There’s plenty that’s pure about Captain America, but don’t think for a minute that makes him a Pollyana, says Jeph Loeb, the head of Marvel television and writer of many landmark comic-book arcs, including ”Fallen Son: The Death of Captain America.”
“Cap is a born leader and someone who always dreamed of being a hero,” Loeb said. “He’s an inspiration to the Marvel Universe — a standard by which every hero should try and reach. By the same token he’s not as apple pie as Superman — he’s been a soldier in wartime — he can be as bad-ass as Wolverine.”
The horrors of the battlefield will be a key part of the upcoming “Captain America” film and director Joe Johnston has made a point to say that the character won’t be a flag-waver, suggesting that Steve Rogers and his love of country will have some complicated layers to it. Loeb points out that in many of the character’s on-the-page incarnations he represents ideals more than patriotic mottos.

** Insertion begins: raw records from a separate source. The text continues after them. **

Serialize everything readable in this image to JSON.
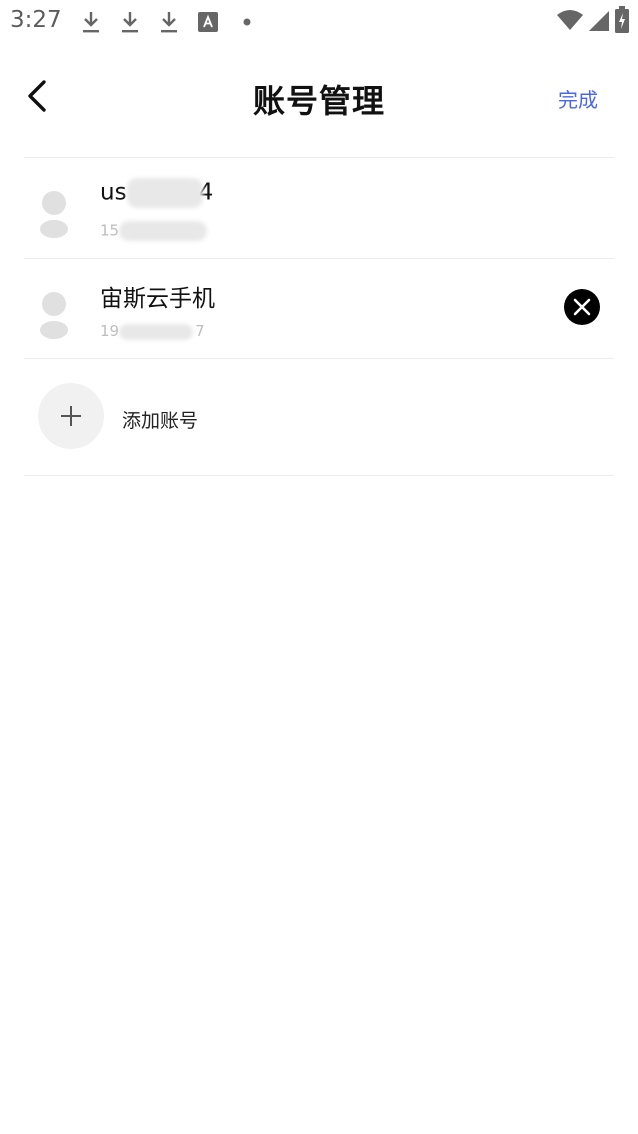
{
  "status_bar": {
    "time": "3:27",
    "icons": [
      "download-icon",
      "download-icon",
      "download-icon",
      "font-a-icon",
      "dot-icon",
      "wifi-icon",
      "signal-icon",
      "battery-charging-icon"
    ]
  },
  "header": {
    "title": "账号管理",
    "done_label": "完成"
  },
  "accounts": [
    {
      "name_prefix": "us",
      "name_suffix": "4",
      "phone_prefix": "15",
      "phone_suffix": "",
      "removable": false
    },
    {
      "name": "宙斯云手机",
      "phone_prefix": "19",
      "phone_suffix": "7",
      "removable": true
    }
  ],
  "add_account": {
    "label": "添加账号"
  },
  "colors": {
    "accent": "#4a67e6",
    "divider": "#ececf2",
    "avatar": "#e0e0e0"
  }
}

“The patriotism is not as key to his character as the heroic aspects,” Loeb said. “Steve Rogers believes in the best of humanity — regardless of race, background or religion. He’s about freedom — these all happen to be aspects of being an American, but his beliefs are universal.”
After all these years and a massive mountain of comic books representing different versions and visions of the hero, which resonate the most with Loeb? “I’ll always go to Stan Lee and Jack Kirby’s interpretation first. But there was nothing cooler than in ‘Avengers’ No. 4 when he woke up in a block of ice! I hope we get to see that on film!”